Hindu fundamentalist politician Bal Thackeray, the founder of the right-wing Shiv Sena party, has died in Mumbai at the age of 86.
Mr Thackeray was blamed for inciting tensions between Hindu and Muslim communities during the 1993 Mumbai riots in which about 900 people died.
His fiery rhetoric made him one of India’s most controversial politicians.
The Shiv Sena was founded to keep South Indian migrants out of Maharashtra state and to halt the spread of Islam.
Party workers have gathered outside Mr Thackeray’s house and security has been stepped up.
His doctor told the crowd Mr Thackeray had “breathed his last” at about 15:30 (10:00 GMT) on Saturday.

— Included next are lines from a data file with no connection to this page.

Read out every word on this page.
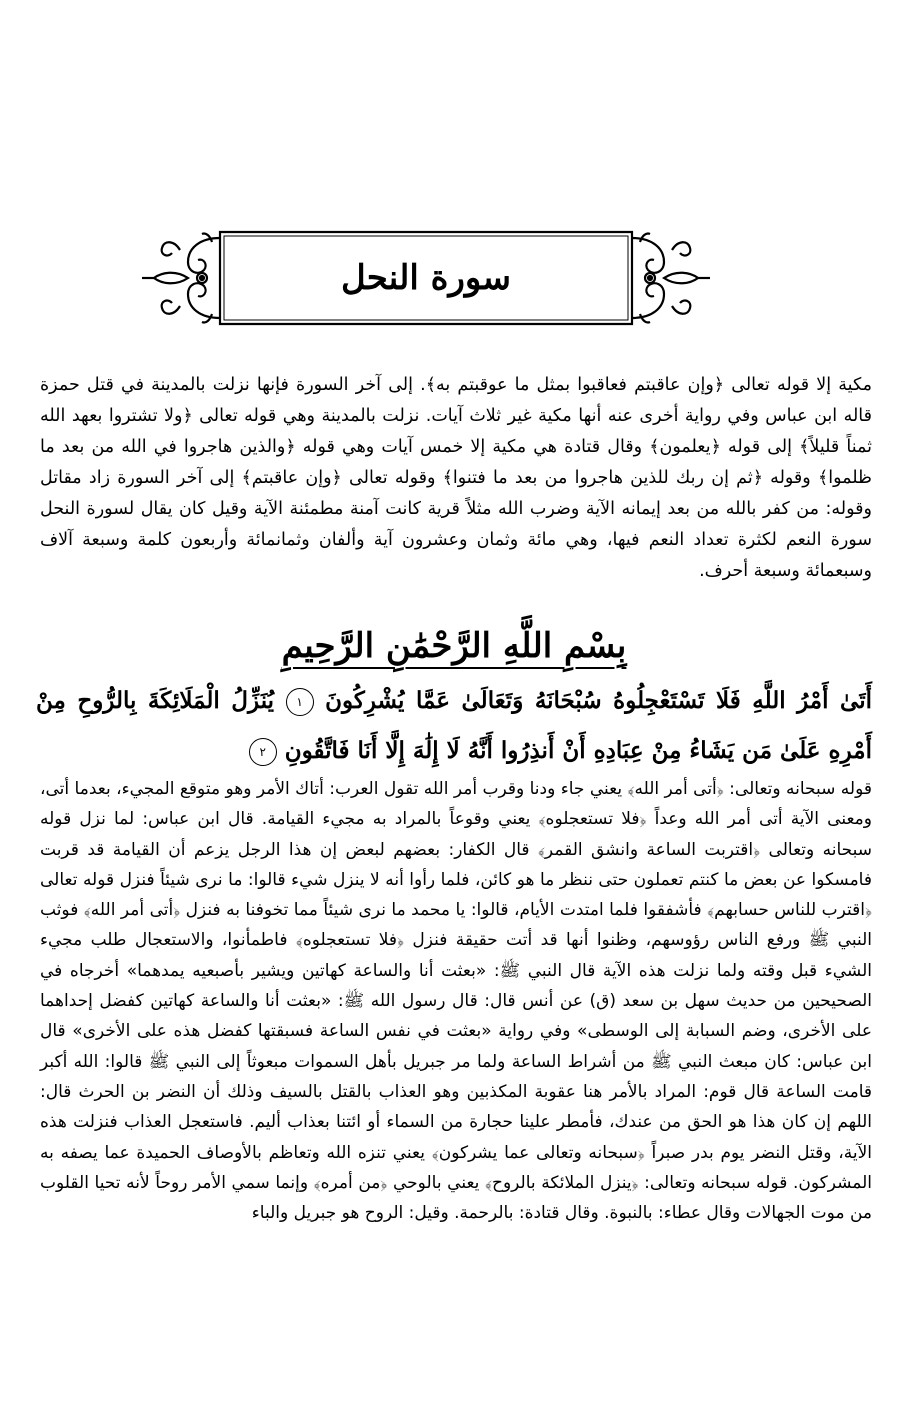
سورة النحل

مكية إلا قوله تعالى ﴿وإن عاقبتم فعاقبوا بمثل ما عوقبتم به﴾. إلى آخر السورة فإنها نزلت بالمدينة في قتل حمزة قاله ابن عباس وفي رواية أخرى عنه أنها مكية غير ثلاث آيات. نزلت بالمدينة وهي قوله تعالى ﴿ولا تشتروا بعهد الله ثمناً قليلاً﴾ إلى قوله ﴿يعلمون﴾ وقال قتادة هي مكية إلا خمس آيات وهي قوله ﴿والذين هاجروا في الله من بعد ما ظلموا﴾ وقوله ﴿ثم إن ربك للذين هاجروا من بعد ما فتنوا﴾ وقوله تعالى ﴿وإن عاقبتم﴾ إلى آخر السورة زاد مقاتل وقوله: من كفر بالله من بعد إيمانه الآية وضرب الله مثلاً قرية كانت آمنة مطمئنة الآية وقيل كان يقال لسورة النحل سورة النعم لكثرة تعداد النعم فيها، وهي مائة وثمان وعشرون آية وألفان وثمانمائة وأربعون كلمة وسبعة آلاف وسبعمائة وسبعة أحرف.

بِسْمِ اللَّهِ الرَّحْمَٰنِ الرَّحِيمِ
أَتَىٰ أَمْرُ اللَّهِ فَلَا تَسْتَعْجِلُوهُ سُبْحَانَهُ وَتَعَالَىٰ عَمَّا يُشْرِكُونَ ١ يُنَزِّلُ الْمَلَائِكَةَ بِالرُّوحِ مِنْ أَمْرِهِ عَلَىٰ مَن يَشَاءُ مِنْ عِبَادِهِ أَنْ أَنذِرُوا أَنَّهُ لَا إِلَٰهَ إِلَّا أَنَا فَاتَّقُونِ ٢

قوله سبحانه وتعالى: ﴿أتى أمر الله﴾ يعني جاء ودنا وقرب أمر الله تقول العرب: أتاك الأمر وهو متوقع المجيء، بعدما أتى، ومعنى الآية أتى أمر الله وعداً ﴿فلا تستعجلوه﴾ يعني وقوعاً بالمراد به مجيء القيامة. قال ابن عباس: لما نزل قوله سبحانه وتعالى ﴿اقتربت الساعة وانشق القمر﴾ قال الكفار: بعضهم لبعض إن هذا الرجل يزعم أن القيامة قد قربت فامسكوا عن بعض ما كنتم تعملون حتى ننظر ما هو كائن، فلما رأوا أنه لا ينزل شيء قالوا: ما نرى شيئاً فنزل قوله تعالى ﴿اقترب للناس حسابهم﴾ فأشفقوا فلما امتدت الأيام، قالوا: يا محمد ما نرى شيئاً مما تخوفنا به فنزل ﴿أتى أمر الله﴾ فوثب النبي ﷺ ورفع الناس رؤوسهم، وظنوا أنها قد أتت حقيقة فنزل ﴿فلا تستعجلوه﴾ فاطمأنوا، والاستعجال طلب مجيء الشيء قبل وقته ولما نزلت هذه الآية قال النبي ﷺ: «بعثت أنا والساعة كهاتين ويشير بأصبعيه يمدهما» أخرجاه في الصحيحين من حديث سهل بن سعد (ق) عن أنس قال: قال رسول الله ﷺ: «بعثت أنا والساعة كهاتين كفضل إحداهما على الأخرى، وضم السبابة إلى الوسطى» وفي رواية «بعثت في نفس الساعة فسبقتها كفضل هذه على الأخرى» قال ابن عباس: كان مبعث النبي ﷺ من أشراط الساعة ولما مر جبريل بأهل السموات مبعوثاً إلى النبي ﷺ قالوا: الله أكبر قامت الساعة قال قوم: المراد بالأمر هنا عقوبة المكذبين وهو العذاب بالقتل بالسيف وذلك أن النضر بن الحرث قال: اللهم إن كان هذا هو الحق من عندك، فأمطر علينا حجارة من السماء أو ائتنا بعذاب أليم. فاستعجل العذاب فنزلت هذه الآية، وقتل النضر يوم بدر صبراً ﴿سبحانه وتعالى عما يشركون﴾ يعني تنزه الله وتعاظم بالأوصاف الحميدة عما يصفه به المشركون. قوله سبحانه وتعالى: ﴿ينزل الملائكة بالروح﴾ يعني بالوحي ﴿من أمره﴾ وإنما سمي الأمر روحاً لأنه تحيا القلوب من موت الجهالات وقال عطاء: بالنبوة. وقال قتادة: بالرحمة. وقيل: الروح هو جبريل والباء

He had been in poor health for some months. His health deteriorated further on Wednesday.
His funeral and cremation will take place on Sunday.
A cartoonist by trade, Mr Thackeray formed the Shiv Sena in 1966. Over time, the party acquired a reputation of promoting religious and ethnic chauvinism while allegedly targeting minorities, especially Muslims.

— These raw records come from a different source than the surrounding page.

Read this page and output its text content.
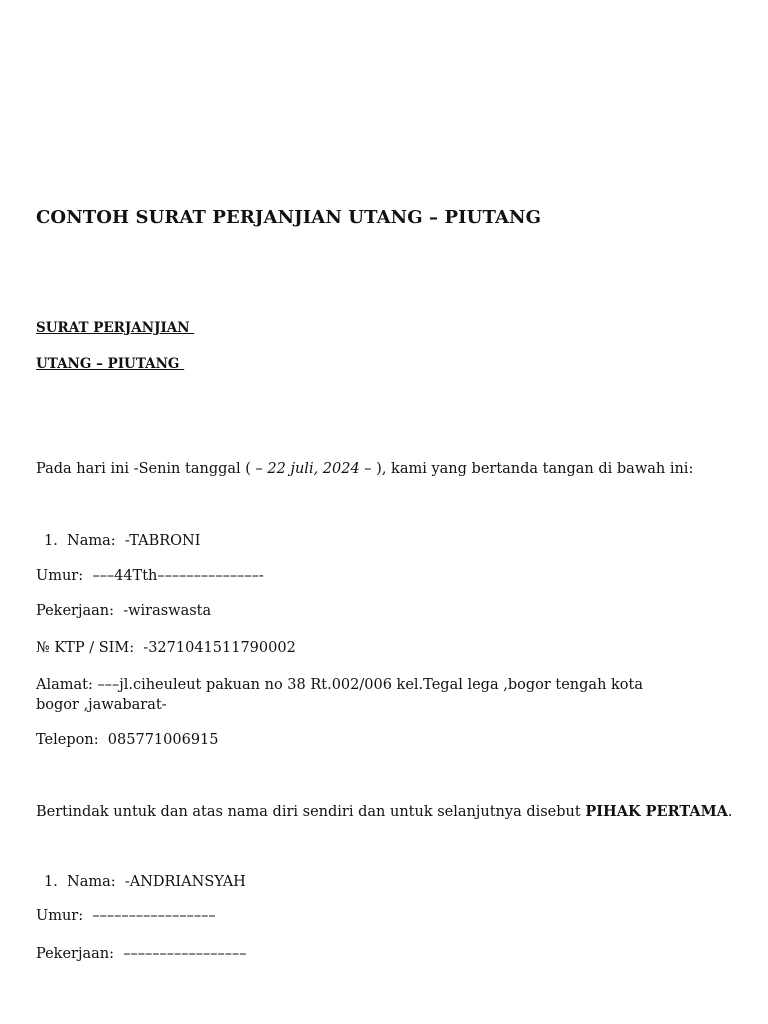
CONTOH SURAT PERJANJIAN UTANG – PIUTANG

SURAT PERJANJIAN

UTANG – PIUTANG

Pada hari ini -Senin tanggal ( – 22 juli, 2024 – ), kami yang bertanda tangan di bawah ini:

1. Nama:  -TABRONI

Umur:  –––44Tth––––––––––––––-

Pekerjaan:  -wiraswasta

№ KTP / SIM:  -3271041511790002

Alamat: –––jl.ciheuleut pakuan no 38 Rt.002/006 kel.Tegal lega ,bogor tengah kota bogor ,jawabarat-

Telepon:  085771006915

Bertindak untuk dan atas nama diri sendiri dan untuk selanjutnya disebut PIHAK PERTAMA.

1. Nama:  -ANDRIANSYAH

Umur:  –––––––––––––––––

Pekerjaan:  –––––––––––––––––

In 2002 and again in 2008, he called on Hindus to form suicide squads to attack Muslims.
A government inquiry into the riots in Mumbai in 1992 and 1993 blamed Shiv Sena members and several party leaders for taking a major role in organising attacks on Muslims.
Mr Thackeray was never convicted of any offence in connection with the riots.
He denied being anti-Muslim but said he was fiercely opposed to those who were pro-Pakistan.
“Only Marathis [residents of Maharashtra] have the first right over Mumbai,” Mr Thackeray wrote last year in the Shiv Sena newspaper.
Last month Mr Thackeray was unable to attend a party rally but addressed it through a video message.